Aber Sabine ahnte es.

2

Jung blieb man dann, wenn man an der Zukunft zumindest genauso viel Freude hatte wie an der Vergangenheit – dieser Spruch traf auf Sabines Vater mehr zu als auf jeden anderen Menschen, den sie kannte. Doch nun sah sie in seinen verquollenen Augen die Schmerzen der letzten Tage. Ihre Eltern hatten sich nach einem hitzigen Geld- und Sorgerechtsstreit scheiden lassen. Seither hatte Sabine gedacht, ihr Vater wäre über die Trennung hinweggekommen, hätte seine Exfrau vergessen können – doch in diesen Minuten merkte sie, dass er sie maßlos vermisste.
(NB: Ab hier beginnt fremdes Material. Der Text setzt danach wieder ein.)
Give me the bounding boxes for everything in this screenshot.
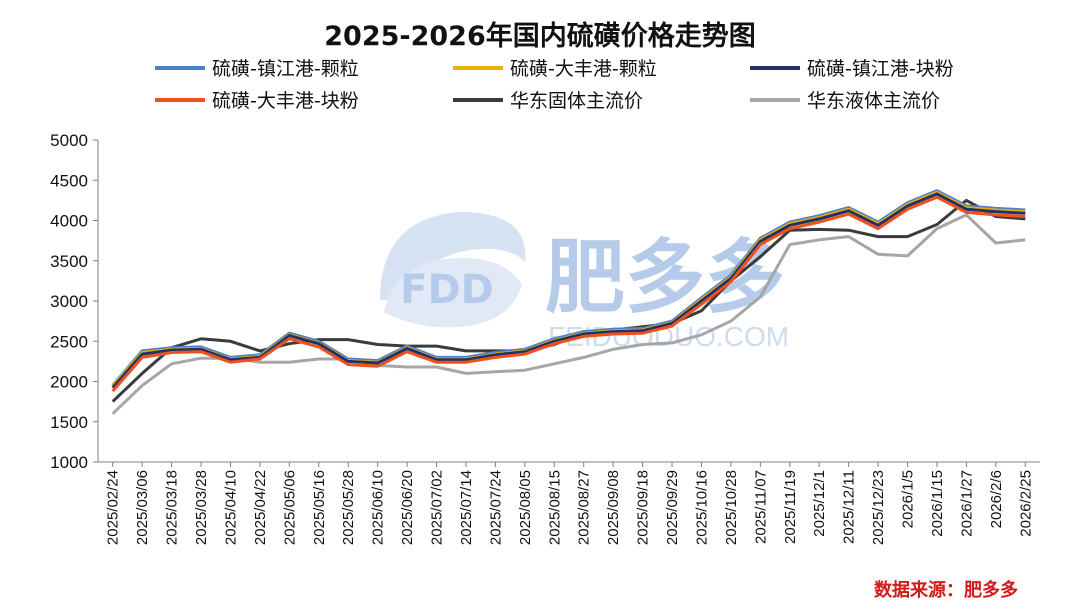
- y-tick-label: 5000: [50, 131, 88, 150]
- x-tick-label: 2026/2/6: [988, 470, 1005, 528]
- legend-label: 硫磺-大丰港-颗粒: [510, 58, 657, 80]
- x-tick-label: 2026/1/5: [900, 470, 917, 528]
- x-tick-label: 2025/03/28: [193, 470, 210, 545]
- x-tick-label: 2025/08/05: [517, 470, 534, 545]
- y-tick-label: 1500: [50, 413, 88, 432]
- x-tick-label: 2025/11/07: [752, 470, 769, 544]
- watermark-name: 肥多多: [545, 231, 785, 324]
- chart-title: 2025-2026年国内硫磺价格走势图: [324, 20, 756, 52]
- x-tick-label: 2025/12/23: [870, 470, 887, 545]
- legend-label: 华东液体主流价: [807, 90, 940, 112]
- x-tick-label: 2025/08/15: [546, 470, 563, 545]
- x-tick-label: 2025/07/02: [429, 470, 446, 545]
- x-tick-label: 2025/08/27: [576, 470, 593, 545]
- x-tick-label: 2025/10/28: [723, 470, 740, 545]
- series-line: [111, 192, 1026, 389]
- y-tick-label: 3000: [50, 292, 88, 311]
- x-tick-label: 2025/04/22: [252, 470, 269, 545]
- x-tick-label: 2025/06/10: [370, 470, 387, 545]
- x-tick-label: 2025/09/18: [635, 470, 652, 545]
- x-tick-label: 2025/05/06: [281, 470, 298, 545]
- x-tick-label: 2025/05/28: [340, 470, 357, 545]
- x-tick-label: 2026/1/27: [958, 470, 975, 537]
- y-tick-label: 4500: [50, 171, 88, 190]
- watermark-brand: FDD: [400, 267, 494, 313]
- y-tick-label: 3500: [50, 252, 88, 271]
- x-tick-label: 2025/09/08: [605, 470, 622, 545]
- x-tick-label: 2025/06/20: [399, 470, 416, 545]
- legend-label: 硫磺-大丰港-块粉: [212, 90, 359, 112]
- x-tick-label: 2025/02/24: [105, 470, 122, 545]
- series-line: [111, 195, 1026, 393]
- x-tick-label: 2026/1/15: [929, 470, 946, 537]
- watermark: FDD 肥多多 FEIDUODUO.COM: [380, 212, 789, 352]
- watermark-leaf-lower-icon: [384, 257, 522, 328]
- y-tick-label: 2000: [50, 373, 88, 392]
- source-label: 数据来源：肥多多: [874, 579, 1018, 601]
- x-tick-label: 2026/2/25: [1017, 470, 1034, 537]
- x-tick-label: 2025/04/10: [222, 470, 239, 545]
- y-tick-label: 1000: [50, 453, 88, 472]
- legend-label: 硫磺-镇江港-块粉: [807, 58, 954, 80]
- series-lines: [111, 189, 1026, 415]
- x-tick-label: 2025/09/29: [664, 470, 681, 545]
- y-tick-label: 2500: [50, 332, 88, 351]
- x-tick-label: 2025/11/19: [782, 470, 799, 544]
- x-tick-label: 2025/12/11: [841, 470, 858, 544]
- x-tick-label: 2025/07/14: [458, 470, 475, 545]
- x-tick-label: 2025/10/16: [693, 470, 710, 545]
- x-tick-label: 2025/03/06: [134, 470, 151, 545]
- x-tick-label: 2025/07/24: [487, 470, 504, 545]
- axes: 1000 1500 2000 2500 3000 3500 4000 4500 5000 2025…: [50, 131, 1040, 545]
- series-line: [111, 213, 1026, 415]
- legend-label: 硫磺-镇江港-颗粒: [212, 58, 359, 80]
- x-tick-label: 2025/03/18: [164, 470, 181, 545]
- y-tick-label: 4000: [50, 212, 88, 231]
- legend-label: 华东固体主流价: [510, 90, 643, 112]
- x-tick-label: 2025/12/1: [811, 470, 828, 537]
- x-tick-label: 2025/05/16: [311, 470, 328, 545]
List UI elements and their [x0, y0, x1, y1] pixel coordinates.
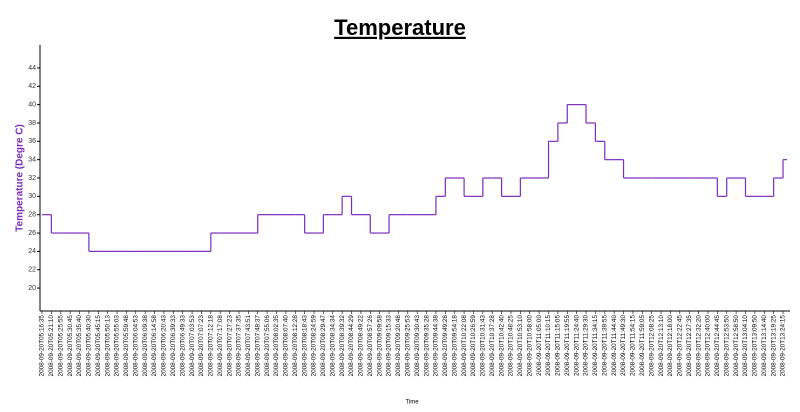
x-tick-label: 2008-09-20T13:09:50 [752, 315, 759, 377]
x-tick-label: 2008-09-20T13:24:15 [780, 315, 787, 377]
x-tick-label: 2008-09-20T11:44:40 [611, 315, 618, 376]
x-tick-label: 2008-09-20T09:44:38 [433, 315, 440, 377]
x-axis-label: Time [405, 400, 419, 406]
x-tick-label: 2008-09-20T06:20:43 [161, 315, 168, 377]
y-tick-label: 42 [28, 83, 36, 90]
x-tick-label: 2008-09-20T10:31:43 [480, 315, 487, 377]
x-tick-label: 2008-09-20T12:32:20 [695, 315, 702, 377]
x-tick-label: 2008-09-20T08:57:26 [367, 315, 374, 377]
x-tick-label: 2008-09-20T12:58:50 [733, 315, 740, 377]
x-tick-label: 2008-09-20T05:59:48 [123, 315, 130, 377]
x-tick-label: 2008-09-20T07:07:23 [198, 315, 205, 377]
x-tick-label: 2008-09-20T07:43:51 [245, 315, 252, 377]
x-tick-label: 2008-09-20T10:26:59 [470, 315, 477, 377]
x-tick-label: 2008-09-20T11:05:00 [536, 315, 543, 376]
x-tick-label: 2008-09-20T11:24:40 [573, 315, 580, 376]
x-tick-label: 2008-09-20T09:25:53 [404, 315, 411, 377]
x-tick-label: 2008-09-20T07:55:06 [264, 315, 271, 377]
x-tick-label: 2008-09-20T08:18:43 [301, 315, 308, 377]
x-tick-label: 2008-09-20T09:09:58 [376, 315, 383, 377]
x-tick-label: 2008-09-20T08:39:32 [339, 315, 346, 377]
x-tick-label: 2008-09-20T12:27:35 [686, 315, 693, 377]
y-tick-label: 26 [28, 230, 36, 237]
x-tick-label: 2008-09-20T10:48:25 [508, 315, 515, 377]
x-tick-label: 2008-09-20T08:07:40 [283, 315, 290, 377]
x-tick-label: 2008-09-20T06:09:38 [142, 315, 149, 377]
x-tick-label: 2008-09-20T12:22:45 [677, 315, 684, 377]
y-tick-label: 40 [28, 101, 36, 108]
y-tick-label: 22 [28, 267, 36, 274]
x-tick-label: 2008-09-20T09:49:28 [442, 315, 449, 377]
x-tick-label: 2008-09-20T09:35:28 [423, 315, 430, 377]
x-tick-label: 2008-09-20T06:39:33 [170, 315, 177, 377]
x-tick-label: 2008-09-20T10:37:28 [489, 315, 496, 377]
x-tick-label: 2008-09-20T12:40:00 [705, 315, 712, 377]
x-tick-label: 2008-09-20T09:30:43 [414, 315, 421, 377]
y-tick-label: 38 [28, 120, 36, 127]
x-tick-label: 2008-09-20T08:02:35 [273, 315, 280, 377]
y-tick-label: 44 [28, 65, 36, 72]
y-tick-label: 28 [28, 212, 36, 219]
x-tick-label: 2008-09-20T09:15:33 [386, 315, 393, 377]
x-tick-label: 2008-09-20T12:53:50 [723, 315, 730, 377]
x-tick-label: 2008-09-20T11:29:30 [583, 315, 590, 376]
x-tick-label: 2008-09-20T05:40:30 [86, 315, 93, 377]
x-tick-label: 2008-09-20T07:17:08 [217, 315, 224, 377]
x-tick-label: 2008-09-20T11:15:05 [555, 315, 562, 376]
x-tick-label: 2008-09-20T05:55:03 [114, 315, 121, 377]
x-tick-label: 2008-09-20T12:08:25 [648, 315, 655, 377]
y-tick-label: 30 [28, 193, 36, 200]
x-tick-label: 2008-09-20T08:12:28 [292, 315, 299, 377]
x-tick-label: 2008-09-20T05:25:55 [57, 315, 64, 377]
x-tick-label: 2008-09-20T13:04:10 [742, 315, 749, 377]
x-tick-label: 2008-09-20T13:14:40 [761, 315, 768, 377]
x-tick-label: 2008-09-20T10:42:40 [498, 315, 505, 377]
x-tick-label: 2008-09-20T12:44:45 [714, 315, 721, 377]
x-tick-label: 2008-09-20T08:34:34 [329, 315, 336, 377]
x-tick-label: 2008-09-20T12:18:00 [667, 315, 674, 377]
x-tick-label: 2008-09-20T11:39:55 [601, 315, 608, 376]
x-tick-label: 2008-09-20T05:16:35 [39, 315, 46, 377]
y-tick-label: 34 [28, 156, 36, 163]
x-tick-label: 2008-09-20T06:49:33 [179, 315, 186, 377]
x-tick-label: 2008-09-20T09:54:18 [451, 315, 458, 377]
x-tick-label: 2008-09-20T11:54:15 [630, 315, 637, 376]
x-tick-label: 2008-09-20T07:48:37 [254, 315, 261, 377]
x-tick-label: 2008-09-20T13:19:25 [770, 315, 777, 377]
y-tick-label: 24 [28, 248, 36, 255]
x-tick-label: 2008-09-20T08:29:47 [320, 315, 327, 377]
y-tick-label: 36 [28, 138, 36, 145]
x-tick-label: 2008-09-20T05:35:40 [76, 315, 83, 377]
x-tick-label: 2008-09-20T05:30:45 [67, 315, 74, 377]
chart-title: Temperature [334, 15, 466, 40]
x-tick-label: 2008-09-20T10:53:10 [517, 315, 524, 377]
x-tick-label: 2008-09-20T05:21:10 [48, 315, 55, 377]
x-tick-label: 2008-09-20T12:13:10 [658, 315, 665, 377]
x-tick-label: 2008-09-20T11:49:30 [620, 315, 627, 376]
x-tick-label: 2008-09-20T07:37:35 [236, 315, 243, 377]
x-tick-label: 2008-09-20T09:20:48 [395, 315, 402, 377]
y-tick-label: 20 [28, 285, 36, 292]
x-tick-label: 2008-09-20T07:27:23 [226, 315, 233, 377]
x-tick-label: 2008-09-20T05:45:15 [95, 315, 102, 377]
y-tick-label: 32 [28, 175, 36, 182]
x-tick-label: 2008-09-20T10:22:08 [461, 315, 468, 377]
x-tick-label: 2008-09-20T07:12:18 [208, 315, 215, 377]
x-tick-label: 2008-09-20T05:50:13 [104, 315, 111, 377]
x-tick-label: 2008-09-20T06:14:58 [151, 315, 158, 377]
y-axis-label: Temperature (Degre C) [15, 124, 26, 232]
x-tick-label: 2008-09-20T10:58:00 [526, 315, 533, 377]
x-tick-label: 2008-09-20T11:19:55 [564, 315, 571, 376]
x-tick-label: 2008-09-20T11:34:15 [592, 315, 599, 376]
x-tick-label: 2008-09-20T11:59:05 [639, 315, 646, 376]
x-tick-label: 2008-09-20T08:44:29 [348, 315, 355, 377]
x-tick-label: 2008-09-20T08:49:22 [358, 315, 365, 377]
x-tick-label: 2008-09-20T06:04:53 [132, 315, 139, 377]
x-tick-label: 2008-09-20T08:24:59 [311, 315, 318, 377]
x-tick-label: 2008-09-20T11:10:15 [545, 315, 552, 376]
x-tick-label: 2008-09-20T07:03:53 [189, 315, 196, 377]
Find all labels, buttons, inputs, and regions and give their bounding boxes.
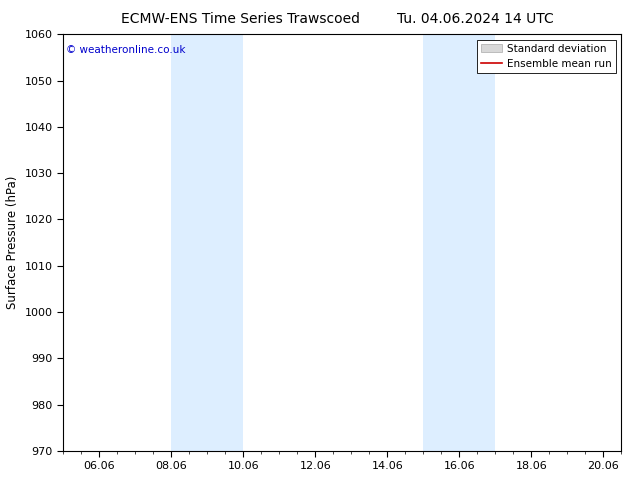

Sabine parkte in zweiter Reihe am Beginn der Fußgängerzone und legte die grüne Plastikhülle mit dem Ausweis des Kriminaldauerdienstes auf die Armaturenablage.

»Warte hier«, sagte sie und stieg aus.

»Darfst du da überhaupt rein, Eichhörnchen?«, rief er ihr nach.

»Papa, ich bin Kommissarin.« Mit sechsundzwanzig Jahren war sie die jüngste Kommissarin vom Münchner Kriminaldauerdienst. Als Bindeglied zur Kripo wurden sie oft »die Feuerwehr der Polizei« genannt. Noch bevor ein Kripobeamter zum Tatort kam, hatten sie bereits sämtliche Spuren gesichert, die Todesursache festgestellt und die Zeugen befragt.